I suppose I should tender the idea on the wiki, but I'd rather not. Never played with wiki's, nor had the interest to try. Too busy designing robots. Tried a TAFENSW Moodle once, that was bad enough.


On Wed, Feb 5, 2014 at 5:32 PM, Henry Millican <henry@tehserv.net> wrote:
Parallella seems very cool. I'll probably pick one up when I have free time.

I've worked with the Zynq chip on board, which is also great. For $99 it's one hell of a dev board, considering you get an FPGA with hard ARM cores, as well as the Ephiphany chip.

The Ephiphany processor fills in the gap between CPU and FPGA tasks in my opinion. Things that would require complex state machines on an FPGA could be done in parallel on the RISC cores very easily (and quickly). I can imagine doing some image processing or something (that doesn't lend itself well to FPGAs) of the like with this.
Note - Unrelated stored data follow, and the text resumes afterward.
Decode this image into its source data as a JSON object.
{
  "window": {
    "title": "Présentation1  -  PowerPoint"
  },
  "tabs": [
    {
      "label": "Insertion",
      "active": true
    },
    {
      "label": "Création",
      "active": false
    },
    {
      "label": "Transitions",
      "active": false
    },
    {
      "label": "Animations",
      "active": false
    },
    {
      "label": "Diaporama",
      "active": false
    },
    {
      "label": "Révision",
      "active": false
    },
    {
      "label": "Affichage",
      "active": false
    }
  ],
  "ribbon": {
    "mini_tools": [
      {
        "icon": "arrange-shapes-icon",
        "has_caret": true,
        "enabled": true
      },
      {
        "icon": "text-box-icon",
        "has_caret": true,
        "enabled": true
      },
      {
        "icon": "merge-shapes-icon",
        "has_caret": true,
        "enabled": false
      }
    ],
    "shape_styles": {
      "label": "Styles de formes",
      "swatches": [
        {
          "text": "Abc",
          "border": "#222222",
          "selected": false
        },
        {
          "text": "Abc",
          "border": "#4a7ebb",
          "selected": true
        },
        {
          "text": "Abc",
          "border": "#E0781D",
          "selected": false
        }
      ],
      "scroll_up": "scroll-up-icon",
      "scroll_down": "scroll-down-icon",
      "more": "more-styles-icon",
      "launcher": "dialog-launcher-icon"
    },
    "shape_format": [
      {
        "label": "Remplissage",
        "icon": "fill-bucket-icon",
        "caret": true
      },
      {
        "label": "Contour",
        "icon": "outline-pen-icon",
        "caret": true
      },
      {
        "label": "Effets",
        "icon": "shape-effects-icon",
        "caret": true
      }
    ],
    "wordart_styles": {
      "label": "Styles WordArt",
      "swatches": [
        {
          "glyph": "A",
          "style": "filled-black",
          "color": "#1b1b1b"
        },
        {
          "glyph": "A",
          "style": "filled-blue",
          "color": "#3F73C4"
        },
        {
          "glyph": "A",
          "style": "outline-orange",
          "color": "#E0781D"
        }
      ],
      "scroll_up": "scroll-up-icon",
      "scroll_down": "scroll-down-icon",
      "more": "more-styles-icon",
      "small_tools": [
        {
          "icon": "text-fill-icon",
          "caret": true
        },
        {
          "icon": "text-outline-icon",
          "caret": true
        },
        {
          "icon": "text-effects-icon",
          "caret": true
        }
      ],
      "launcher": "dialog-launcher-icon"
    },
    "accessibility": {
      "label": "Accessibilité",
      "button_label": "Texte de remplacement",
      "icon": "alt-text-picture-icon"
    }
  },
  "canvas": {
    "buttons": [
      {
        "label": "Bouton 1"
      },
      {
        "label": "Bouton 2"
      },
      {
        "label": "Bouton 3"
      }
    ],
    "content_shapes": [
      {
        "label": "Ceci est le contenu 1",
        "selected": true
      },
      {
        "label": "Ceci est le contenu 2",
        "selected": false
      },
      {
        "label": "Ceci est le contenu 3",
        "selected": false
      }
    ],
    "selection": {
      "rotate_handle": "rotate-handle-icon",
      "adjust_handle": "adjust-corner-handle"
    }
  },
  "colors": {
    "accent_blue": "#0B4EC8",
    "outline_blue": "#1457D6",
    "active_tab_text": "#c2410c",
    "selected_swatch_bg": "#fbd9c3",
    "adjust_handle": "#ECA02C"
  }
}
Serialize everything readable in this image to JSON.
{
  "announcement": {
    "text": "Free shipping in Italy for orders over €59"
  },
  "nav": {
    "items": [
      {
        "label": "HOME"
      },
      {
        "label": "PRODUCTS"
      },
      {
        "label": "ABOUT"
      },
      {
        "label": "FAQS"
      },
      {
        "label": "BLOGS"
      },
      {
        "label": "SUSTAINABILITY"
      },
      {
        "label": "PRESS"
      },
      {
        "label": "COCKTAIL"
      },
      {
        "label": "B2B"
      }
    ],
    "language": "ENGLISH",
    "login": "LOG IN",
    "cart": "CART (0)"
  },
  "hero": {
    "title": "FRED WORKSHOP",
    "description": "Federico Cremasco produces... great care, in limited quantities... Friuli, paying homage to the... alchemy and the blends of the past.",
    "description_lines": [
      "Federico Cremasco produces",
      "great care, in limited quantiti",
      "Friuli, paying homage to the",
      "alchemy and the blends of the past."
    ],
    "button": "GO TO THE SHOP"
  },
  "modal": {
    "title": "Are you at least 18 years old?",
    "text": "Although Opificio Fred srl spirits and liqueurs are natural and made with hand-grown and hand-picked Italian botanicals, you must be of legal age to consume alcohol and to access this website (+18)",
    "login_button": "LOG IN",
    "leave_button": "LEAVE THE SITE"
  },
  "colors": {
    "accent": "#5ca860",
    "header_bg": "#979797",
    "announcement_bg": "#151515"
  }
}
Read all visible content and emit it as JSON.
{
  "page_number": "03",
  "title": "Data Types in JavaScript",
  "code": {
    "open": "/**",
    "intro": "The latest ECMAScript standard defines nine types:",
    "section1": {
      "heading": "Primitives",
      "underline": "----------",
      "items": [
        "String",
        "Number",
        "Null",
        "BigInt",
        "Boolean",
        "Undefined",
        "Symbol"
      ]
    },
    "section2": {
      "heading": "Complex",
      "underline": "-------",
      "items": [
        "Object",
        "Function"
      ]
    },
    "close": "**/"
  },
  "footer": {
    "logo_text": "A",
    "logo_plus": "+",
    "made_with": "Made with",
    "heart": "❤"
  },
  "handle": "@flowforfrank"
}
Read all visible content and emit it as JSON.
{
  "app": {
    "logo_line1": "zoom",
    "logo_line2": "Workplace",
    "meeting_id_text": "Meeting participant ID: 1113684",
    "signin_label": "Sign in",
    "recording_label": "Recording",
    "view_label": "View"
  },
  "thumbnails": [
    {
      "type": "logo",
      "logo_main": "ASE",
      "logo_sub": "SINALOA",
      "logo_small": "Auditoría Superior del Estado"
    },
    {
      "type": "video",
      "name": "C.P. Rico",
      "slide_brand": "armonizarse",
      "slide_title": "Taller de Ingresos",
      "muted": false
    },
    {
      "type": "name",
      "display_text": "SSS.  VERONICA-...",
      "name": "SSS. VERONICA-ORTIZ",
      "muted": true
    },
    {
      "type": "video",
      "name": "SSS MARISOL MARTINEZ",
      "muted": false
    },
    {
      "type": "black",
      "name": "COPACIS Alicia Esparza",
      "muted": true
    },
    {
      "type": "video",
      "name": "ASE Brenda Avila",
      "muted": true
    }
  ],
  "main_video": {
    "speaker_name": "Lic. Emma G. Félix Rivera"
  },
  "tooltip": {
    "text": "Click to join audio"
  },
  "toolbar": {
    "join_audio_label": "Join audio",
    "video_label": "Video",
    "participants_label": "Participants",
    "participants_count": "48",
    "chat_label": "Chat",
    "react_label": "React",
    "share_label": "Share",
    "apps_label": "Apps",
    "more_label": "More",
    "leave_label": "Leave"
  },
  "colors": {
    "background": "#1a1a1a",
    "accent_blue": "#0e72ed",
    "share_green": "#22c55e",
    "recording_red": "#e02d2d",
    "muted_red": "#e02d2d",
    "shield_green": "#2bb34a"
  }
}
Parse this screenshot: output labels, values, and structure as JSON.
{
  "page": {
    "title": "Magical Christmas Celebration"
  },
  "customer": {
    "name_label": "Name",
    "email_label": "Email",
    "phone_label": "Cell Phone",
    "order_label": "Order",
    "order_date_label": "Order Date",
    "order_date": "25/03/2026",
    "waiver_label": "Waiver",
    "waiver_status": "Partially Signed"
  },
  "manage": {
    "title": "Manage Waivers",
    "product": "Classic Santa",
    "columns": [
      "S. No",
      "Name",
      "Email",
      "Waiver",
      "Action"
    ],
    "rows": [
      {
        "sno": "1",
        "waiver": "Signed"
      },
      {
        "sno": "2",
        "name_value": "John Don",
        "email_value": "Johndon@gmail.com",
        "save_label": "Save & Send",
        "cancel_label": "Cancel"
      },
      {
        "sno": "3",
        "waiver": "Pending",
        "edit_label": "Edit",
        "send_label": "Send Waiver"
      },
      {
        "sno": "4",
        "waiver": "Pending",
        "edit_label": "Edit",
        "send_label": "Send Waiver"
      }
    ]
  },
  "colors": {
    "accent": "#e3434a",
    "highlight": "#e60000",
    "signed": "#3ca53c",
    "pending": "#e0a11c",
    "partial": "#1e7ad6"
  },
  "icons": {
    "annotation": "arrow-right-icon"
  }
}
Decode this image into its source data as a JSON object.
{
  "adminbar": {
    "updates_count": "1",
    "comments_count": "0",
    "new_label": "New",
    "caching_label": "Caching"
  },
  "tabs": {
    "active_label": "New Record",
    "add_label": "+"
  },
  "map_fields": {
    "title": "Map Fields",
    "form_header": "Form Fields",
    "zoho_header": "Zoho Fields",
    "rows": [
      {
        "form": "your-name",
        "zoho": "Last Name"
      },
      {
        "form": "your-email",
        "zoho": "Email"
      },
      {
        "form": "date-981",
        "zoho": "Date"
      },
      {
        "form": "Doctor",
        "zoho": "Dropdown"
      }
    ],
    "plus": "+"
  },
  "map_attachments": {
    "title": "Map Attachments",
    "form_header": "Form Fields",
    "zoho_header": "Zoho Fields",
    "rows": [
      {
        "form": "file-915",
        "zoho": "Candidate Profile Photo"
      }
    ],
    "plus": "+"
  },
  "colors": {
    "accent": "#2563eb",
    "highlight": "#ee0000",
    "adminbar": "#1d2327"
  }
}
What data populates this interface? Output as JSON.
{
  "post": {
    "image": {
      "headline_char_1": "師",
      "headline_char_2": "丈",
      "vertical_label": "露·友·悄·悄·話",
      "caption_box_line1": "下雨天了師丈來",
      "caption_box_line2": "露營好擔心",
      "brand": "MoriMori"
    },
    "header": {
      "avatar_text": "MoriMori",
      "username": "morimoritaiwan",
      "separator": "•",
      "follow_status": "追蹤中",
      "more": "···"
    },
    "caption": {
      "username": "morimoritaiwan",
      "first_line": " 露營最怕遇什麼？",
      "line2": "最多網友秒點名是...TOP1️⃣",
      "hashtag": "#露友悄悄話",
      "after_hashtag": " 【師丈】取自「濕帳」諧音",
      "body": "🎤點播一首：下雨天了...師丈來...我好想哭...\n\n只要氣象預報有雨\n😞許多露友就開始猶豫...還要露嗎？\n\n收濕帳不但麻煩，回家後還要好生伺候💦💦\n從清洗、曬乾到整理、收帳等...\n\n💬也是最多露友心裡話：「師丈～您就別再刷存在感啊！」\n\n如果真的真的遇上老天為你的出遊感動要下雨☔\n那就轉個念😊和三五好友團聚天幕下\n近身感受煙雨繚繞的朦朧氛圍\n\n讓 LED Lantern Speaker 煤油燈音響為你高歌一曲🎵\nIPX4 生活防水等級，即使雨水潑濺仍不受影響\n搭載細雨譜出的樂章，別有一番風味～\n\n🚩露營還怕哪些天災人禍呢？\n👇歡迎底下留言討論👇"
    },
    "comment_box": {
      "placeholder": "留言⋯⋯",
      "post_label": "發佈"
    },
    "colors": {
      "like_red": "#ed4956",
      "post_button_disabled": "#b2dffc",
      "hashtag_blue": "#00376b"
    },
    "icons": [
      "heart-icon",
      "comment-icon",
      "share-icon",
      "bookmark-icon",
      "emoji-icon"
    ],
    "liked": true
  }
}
I'll be following you guys and may have time to contribute, but I am just a hardware guy after all.
--

Henry


On Tue, Feb 4, 2014 at 10:20 PM, Shane Morris <edgecomberts@gmail.com> wrote:
Oh, its ok. I like the GSoC idea. I just don't think I'm GSoC material, I'm hardware type, even if I will be a uni student this year going forward - "If it draws blood, its hardware" as the old maxim goes.

The Parallella board is US$99, a far more modest investment in hardware than a GizmoBoard as I had previously suggested, and packs more power for the price, in terms of coding value. Whether it could be accepted as a coding project of the type for GSoC, a mentor for it found, and other logistical concerns are a issue for the GSoC organisers, but I suppose, could it happen?

An abstract topic for the time being.


On Wed, Feb 5, 2014 at 5:06 PM, <lucio@proxima.alt.za> wrote:
> Thoughts? Comments? Critique? Flames?

I guess this is the real value of efforts like GSOC, if only they
could be extended to a much greater public either with an infinite
budget or by pushing a far more socially-aware ethos.

I'll refrain from pontificating further.